En esa confrontación los dos ganaron de risa y fue un espectáculo porque luego que Tamakú ganó por nocaut subió Rigo al ring gritando a todo pulmón: de rey a rey, reto a Tamakú, ganándose el aplauso del público que no dejó de reír hasta que ambos personajes se abrazaron después de algunas fintas de golpes.
Rigo cuenta que tiempo después de haber sido coronados llegó un día Tamakú a su negocio a preguntarle cuánto dinero le habían dado como rey.
–Nomás 30 mil pesos, mi niño.
–No me digas, le voy a ir a reclamar a Silvano (Blanco, alcalde de Zihuatanejo) porque a mí no me dieron nada Rigo.
–Y como se iba decidido a reclamar, le aclaré que no, que no me dieron nada, que al contrario, me había costado comprarme el traje que luzco en la foto de allí –dijo, señalando su pared.
Rigo cuenta que llegó solo a Zihuatanejo en 1972. Traía 15 pesos en su bolsa como capital para empezar su vida aquí.
–Lo primero que hice cuando llegué a la terminal fue caminar por el centro buscando alguna peluquería, y así llegué al Peluquín donde antes estaba la zapatería Canadá.
Le dije al peluquero que si me daba trabajo.
–Qué, ¿quieres ayudarme a barrer los pelos?
–No, señor, soy peluquero –pero no me creyó porque me veía muy chavo. Fue hasta que llegó su primer cliente y me dijo me quería ver si podía.
–Lo trasquilé y le gustó como lo hice.Cuando me preguntó dónde aprendí le dije que en México con un tío de la familia Cabañas. Los Cabañas de Atoyac, esos son mi familia.
–Tú eres de los míos, me dijo y luego descolgó su guitarra y me dejó trabajando, y cuando regresó le entregué lo que había ganado. Me dio la mitad, porque así es en este negocio, y comencé mi historia de Zanca.
Rigo dormía en la playa principal acompañándose de los gringos que ponían allí sus tiendas de acampar, hasta que un día Peluquín le preguntó dónde dormía y le dijo que en la playa, entonces le ofreció que se quedara en el negocio porque era riesgoso que se quedara en la playa.

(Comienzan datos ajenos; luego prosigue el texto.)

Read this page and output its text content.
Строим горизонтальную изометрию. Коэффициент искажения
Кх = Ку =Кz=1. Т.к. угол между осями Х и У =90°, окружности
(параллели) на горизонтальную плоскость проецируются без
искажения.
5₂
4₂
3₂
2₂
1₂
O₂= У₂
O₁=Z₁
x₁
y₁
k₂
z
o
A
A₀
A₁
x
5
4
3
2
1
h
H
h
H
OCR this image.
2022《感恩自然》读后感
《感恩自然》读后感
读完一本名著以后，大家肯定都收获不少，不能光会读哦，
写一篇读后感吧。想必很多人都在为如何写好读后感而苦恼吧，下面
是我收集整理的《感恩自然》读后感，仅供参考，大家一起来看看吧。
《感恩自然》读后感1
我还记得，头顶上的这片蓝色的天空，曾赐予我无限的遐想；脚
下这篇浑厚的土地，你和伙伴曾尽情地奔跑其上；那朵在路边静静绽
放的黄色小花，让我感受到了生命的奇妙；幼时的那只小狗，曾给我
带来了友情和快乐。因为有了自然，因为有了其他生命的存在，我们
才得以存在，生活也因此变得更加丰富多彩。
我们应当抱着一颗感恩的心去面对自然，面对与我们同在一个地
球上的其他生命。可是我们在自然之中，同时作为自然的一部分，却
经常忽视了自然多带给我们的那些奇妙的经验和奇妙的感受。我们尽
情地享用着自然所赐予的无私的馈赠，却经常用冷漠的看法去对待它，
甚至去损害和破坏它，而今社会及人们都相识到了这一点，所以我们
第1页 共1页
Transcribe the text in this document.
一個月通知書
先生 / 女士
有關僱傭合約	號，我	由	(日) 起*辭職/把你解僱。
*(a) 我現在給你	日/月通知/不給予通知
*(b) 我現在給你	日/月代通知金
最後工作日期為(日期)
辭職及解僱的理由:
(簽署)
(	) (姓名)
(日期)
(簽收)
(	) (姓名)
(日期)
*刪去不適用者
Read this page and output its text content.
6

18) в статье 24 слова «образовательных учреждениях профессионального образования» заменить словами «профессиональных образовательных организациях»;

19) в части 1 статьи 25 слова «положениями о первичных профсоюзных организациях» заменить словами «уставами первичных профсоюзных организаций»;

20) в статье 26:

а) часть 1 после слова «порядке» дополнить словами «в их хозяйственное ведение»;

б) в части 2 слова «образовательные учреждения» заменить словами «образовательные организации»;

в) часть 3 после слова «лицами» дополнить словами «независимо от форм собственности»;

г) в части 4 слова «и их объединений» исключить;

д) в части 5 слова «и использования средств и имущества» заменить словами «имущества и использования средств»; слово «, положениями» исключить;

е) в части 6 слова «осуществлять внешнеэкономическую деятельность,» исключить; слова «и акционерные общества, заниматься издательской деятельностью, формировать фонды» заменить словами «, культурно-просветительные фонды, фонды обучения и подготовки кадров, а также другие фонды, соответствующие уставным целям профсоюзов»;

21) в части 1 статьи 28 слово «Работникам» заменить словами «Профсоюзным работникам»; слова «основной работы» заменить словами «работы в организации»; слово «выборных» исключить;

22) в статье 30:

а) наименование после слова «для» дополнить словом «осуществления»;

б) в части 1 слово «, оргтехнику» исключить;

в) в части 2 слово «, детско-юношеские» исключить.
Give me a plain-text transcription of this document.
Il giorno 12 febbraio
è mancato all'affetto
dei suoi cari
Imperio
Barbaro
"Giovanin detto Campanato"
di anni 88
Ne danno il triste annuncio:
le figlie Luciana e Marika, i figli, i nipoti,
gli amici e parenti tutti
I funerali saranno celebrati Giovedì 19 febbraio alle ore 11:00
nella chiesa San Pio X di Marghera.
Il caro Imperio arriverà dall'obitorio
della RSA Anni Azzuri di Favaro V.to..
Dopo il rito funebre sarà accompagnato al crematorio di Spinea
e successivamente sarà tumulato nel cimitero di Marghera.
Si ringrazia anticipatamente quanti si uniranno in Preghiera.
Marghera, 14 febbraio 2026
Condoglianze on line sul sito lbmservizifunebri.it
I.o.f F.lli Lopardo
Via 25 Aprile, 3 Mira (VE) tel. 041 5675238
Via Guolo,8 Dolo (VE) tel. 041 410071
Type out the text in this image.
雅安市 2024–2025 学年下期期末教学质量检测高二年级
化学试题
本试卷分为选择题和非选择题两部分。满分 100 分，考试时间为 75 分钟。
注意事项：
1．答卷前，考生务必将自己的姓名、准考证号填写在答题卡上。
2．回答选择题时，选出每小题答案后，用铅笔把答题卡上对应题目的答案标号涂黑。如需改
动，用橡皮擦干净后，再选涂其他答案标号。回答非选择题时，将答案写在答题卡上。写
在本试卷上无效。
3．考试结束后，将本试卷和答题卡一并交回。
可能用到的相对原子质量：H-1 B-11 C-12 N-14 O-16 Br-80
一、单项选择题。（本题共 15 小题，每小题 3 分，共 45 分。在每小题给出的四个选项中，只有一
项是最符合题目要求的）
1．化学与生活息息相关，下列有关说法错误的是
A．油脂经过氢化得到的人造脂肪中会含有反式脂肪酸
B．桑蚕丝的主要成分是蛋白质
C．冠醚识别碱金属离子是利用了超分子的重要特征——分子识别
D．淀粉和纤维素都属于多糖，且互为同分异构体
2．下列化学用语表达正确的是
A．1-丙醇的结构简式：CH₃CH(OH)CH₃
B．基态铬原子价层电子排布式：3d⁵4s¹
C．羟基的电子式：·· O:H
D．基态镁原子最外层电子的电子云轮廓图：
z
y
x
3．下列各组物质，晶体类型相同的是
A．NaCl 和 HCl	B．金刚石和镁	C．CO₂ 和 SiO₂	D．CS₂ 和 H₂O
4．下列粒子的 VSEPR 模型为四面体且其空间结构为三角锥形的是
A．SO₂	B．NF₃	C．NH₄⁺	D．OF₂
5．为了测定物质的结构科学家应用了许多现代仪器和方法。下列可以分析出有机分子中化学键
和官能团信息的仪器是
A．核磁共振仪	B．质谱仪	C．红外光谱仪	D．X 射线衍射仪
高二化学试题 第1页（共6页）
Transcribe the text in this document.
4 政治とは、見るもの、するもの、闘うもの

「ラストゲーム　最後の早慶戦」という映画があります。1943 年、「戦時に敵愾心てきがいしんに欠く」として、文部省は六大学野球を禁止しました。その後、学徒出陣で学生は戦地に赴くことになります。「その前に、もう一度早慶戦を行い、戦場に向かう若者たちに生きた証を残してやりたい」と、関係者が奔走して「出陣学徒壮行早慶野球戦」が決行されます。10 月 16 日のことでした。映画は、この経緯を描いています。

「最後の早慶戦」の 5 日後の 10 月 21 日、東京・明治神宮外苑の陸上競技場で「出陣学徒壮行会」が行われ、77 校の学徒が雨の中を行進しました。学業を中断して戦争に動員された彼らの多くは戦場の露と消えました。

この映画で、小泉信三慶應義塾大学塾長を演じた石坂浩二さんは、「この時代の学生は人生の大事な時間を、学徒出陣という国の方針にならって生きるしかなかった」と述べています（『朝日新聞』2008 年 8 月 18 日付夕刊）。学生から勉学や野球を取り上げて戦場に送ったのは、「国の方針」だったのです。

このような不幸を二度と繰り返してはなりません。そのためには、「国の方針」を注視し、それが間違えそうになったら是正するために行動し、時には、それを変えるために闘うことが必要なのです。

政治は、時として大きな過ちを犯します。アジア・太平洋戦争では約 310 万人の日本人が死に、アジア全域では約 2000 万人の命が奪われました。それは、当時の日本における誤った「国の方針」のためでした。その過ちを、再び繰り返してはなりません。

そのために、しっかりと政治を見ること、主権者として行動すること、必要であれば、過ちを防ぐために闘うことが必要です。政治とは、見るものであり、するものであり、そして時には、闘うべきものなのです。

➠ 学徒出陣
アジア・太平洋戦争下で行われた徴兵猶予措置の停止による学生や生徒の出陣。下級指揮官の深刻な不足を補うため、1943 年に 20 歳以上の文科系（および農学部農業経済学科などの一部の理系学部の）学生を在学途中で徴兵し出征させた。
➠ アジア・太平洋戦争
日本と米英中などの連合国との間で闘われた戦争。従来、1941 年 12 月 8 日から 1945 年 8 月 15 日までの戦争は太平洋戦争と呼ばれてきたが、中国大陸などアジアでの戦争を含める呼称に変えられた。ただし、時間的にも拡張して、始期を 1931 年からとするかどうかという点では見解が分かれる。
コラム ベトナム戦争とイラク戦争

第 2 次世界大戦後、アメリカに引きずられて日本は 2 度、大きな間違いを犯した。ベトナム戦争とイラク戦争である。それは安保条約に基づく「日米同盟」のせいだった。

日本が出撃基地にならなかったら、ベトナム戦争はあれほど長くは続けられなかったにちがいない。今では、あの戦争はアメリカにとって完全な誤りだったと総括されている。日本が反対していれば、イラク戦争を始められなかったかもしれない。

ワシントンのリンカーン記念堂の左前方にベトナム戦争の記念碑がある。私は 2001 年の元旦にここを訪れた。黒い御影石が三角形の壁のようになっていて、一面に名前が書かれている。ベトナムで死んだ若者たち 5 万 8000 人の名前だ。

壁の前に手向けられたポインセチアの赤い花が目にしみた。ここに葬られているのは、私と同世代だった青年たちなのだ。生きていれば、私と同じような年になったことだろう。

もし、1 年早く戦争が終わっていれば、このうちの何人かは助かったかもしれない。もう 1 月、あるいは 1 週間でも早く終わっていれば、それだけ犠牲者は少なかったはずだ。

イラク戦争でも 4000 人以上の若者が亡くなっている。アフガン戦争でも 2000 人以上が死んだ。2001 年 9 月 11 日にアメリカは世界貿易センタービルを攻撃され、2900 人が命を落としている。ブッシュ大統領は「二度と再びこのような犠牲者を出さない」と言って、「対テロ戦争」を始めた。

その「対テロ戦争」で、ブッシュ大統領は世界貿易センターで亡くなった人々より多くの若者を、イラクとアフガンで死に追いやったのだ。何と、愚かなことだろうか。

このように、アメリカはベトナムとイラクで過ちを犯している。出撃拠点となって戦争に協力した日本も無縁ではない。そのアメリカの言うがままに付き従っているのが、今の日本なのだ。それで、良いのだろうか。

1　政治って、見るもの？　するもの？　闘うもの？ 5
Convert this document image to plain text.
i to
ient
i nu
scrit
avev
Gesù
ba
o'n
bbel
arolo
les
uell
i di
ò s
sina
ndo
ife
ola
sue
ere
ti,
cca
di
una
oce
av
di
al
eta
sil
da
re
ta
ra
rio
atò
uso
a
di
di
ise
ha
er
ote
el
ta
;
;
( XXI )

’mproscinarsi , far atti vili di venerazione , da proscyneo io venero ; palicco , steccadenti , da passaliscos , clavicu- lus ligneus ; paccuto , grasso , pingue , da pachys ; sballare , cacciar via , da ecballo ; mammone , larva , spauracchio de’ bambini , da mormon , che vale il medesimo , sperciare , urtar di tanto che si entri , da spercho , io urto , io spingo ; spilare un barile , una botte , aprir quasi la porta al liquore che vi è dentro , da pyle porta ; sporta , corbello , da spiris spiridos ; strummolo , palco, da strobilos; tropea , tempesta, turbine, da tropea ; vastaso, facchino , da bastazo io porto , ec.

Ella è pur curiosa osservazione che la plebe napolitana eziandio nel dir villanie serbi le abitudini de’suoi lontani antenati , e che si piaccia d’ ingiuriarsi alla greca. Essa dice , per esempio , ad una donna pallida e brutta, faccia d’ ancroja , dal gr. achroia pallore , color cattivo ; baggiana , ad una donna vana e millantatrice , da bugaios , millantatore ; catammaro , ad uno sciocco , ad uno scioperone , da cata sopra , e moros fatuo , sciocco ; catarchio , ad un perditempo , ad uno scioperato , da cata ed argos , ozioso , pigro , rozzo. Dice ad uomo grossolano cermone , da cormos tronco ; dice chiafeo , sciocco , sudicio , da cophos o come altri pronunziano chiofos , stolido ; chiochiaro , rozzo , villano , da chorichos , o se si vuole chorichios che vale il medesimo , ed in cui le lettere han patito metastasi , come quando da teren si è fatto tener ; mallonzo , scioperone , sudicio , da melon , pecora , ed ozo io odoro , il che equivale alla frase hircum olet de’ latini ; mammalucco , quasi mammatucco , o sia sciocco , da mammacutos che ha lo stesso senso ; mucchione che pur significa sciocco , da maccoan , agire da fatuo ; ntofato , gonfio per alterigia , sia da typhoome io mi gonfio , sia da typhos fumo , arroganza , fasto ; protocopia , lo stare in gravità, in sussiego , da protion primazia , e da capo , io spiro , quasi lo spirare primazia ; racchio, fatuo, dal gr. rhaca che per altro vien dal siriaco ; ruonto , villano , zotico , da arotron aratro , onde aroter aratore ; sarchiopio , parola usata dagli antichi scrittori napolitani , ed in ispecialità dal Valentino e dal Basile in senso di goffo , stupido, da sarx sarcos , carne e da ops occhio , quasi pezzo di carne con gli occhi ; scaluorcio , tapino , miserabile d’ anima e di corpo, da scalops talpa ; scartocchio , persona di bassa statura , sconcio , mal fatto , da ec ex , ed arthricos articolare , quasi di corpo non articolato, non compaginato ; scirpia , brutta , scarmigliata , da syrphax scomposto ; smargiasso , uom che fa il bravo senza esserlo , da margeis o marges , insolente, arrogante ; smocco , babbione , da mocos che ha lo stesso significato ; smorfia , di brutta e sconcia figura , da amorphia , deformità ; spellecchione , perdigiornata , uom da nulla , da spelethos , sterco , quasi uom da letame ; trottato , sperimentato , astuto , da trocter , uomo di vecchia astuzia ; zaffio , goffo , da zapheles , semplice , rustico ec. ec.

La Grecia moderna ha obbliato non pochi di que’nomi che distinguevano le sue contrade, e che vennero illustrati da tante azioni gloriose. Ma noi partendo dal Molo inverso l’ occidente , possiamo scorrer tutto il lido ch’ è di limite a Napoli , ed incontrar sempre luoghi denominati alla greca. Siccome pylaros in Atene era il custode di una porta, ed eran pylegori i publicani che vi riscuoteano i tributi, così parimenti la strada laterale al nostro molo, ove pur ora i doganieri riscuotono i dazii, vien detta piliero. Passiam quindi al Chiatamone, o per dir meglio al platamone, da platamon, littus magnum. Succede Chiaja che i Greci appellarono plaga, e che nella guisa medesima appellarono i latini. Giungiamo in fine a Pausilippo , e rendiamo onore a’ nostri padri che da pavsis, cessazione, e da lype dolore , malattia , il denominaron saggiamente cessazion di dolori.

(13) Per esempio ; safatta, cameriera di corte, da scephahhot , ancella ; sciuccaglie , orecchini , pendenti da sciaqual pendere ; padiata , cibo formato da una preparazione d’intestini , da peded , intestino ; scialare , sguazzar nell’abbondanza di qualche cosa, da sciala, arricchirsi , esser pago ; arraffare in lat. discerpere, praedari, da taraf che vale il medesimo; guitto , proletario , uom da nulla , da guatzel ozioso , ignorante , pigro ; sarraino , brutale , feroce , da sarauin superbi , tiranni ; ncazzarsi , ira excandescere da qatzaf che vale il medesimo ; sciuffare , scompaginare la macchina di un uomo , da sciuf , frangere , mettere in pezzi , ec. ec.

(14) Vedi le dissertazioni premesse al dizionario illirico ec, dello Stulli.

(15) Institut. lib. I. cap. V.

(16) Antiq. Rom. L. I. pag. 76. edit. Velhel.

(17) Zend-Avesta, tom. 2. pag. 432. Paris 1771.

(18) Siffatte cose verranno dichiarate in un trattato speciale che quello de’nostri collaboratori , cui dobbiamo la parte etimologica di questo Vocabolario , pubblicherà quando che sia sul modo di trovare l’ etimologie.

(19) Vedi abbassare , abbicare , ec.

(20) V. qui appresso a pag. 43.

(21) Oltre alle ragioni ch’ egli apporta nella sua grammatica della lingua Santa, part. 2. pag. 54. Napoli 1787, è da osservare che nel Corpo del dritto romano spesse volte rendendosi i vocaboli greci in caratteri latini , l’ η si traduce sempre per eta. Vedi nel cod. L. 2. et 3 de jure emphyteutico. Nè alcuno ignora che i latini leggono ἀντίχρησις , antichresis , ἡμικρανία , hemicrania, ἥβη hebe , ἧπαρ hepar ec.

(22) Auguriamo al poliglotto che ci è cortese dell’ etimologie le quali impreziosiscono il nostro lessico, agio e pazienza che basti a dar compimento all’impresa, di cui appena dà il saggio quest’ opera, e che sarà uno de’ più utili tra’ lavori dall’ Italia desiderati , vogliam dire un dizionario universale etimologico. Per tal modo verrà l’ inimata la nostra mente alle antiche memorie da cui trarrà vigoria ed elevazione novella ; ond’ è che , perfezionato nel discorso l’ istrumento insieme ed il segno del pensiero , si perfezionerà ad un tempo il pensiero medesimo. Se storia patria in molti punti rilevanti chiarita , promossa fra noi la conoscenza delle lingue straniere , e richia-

A Tamakú lo de la vivienda le resultó más fácil cuando llegó a Zihuatanejo porque venía recomendado y entró a trabajar como conserje y velador del Cetis 45. Allí pasó su vida y aprovechó cuando los maestros de la CNTE tomaron las casas del Fovissste en 1986. Resistió todas las amenazas de los charros que lo querían desalojar. Cuando lo amenazaron de embargarle sus cosas nada más se rió.
–Llévenselas todas–respondió mientras se reía porque dice que su mobiliario se reducía a una mesa de cantina con sus cuatro sillas y un petate para dormir.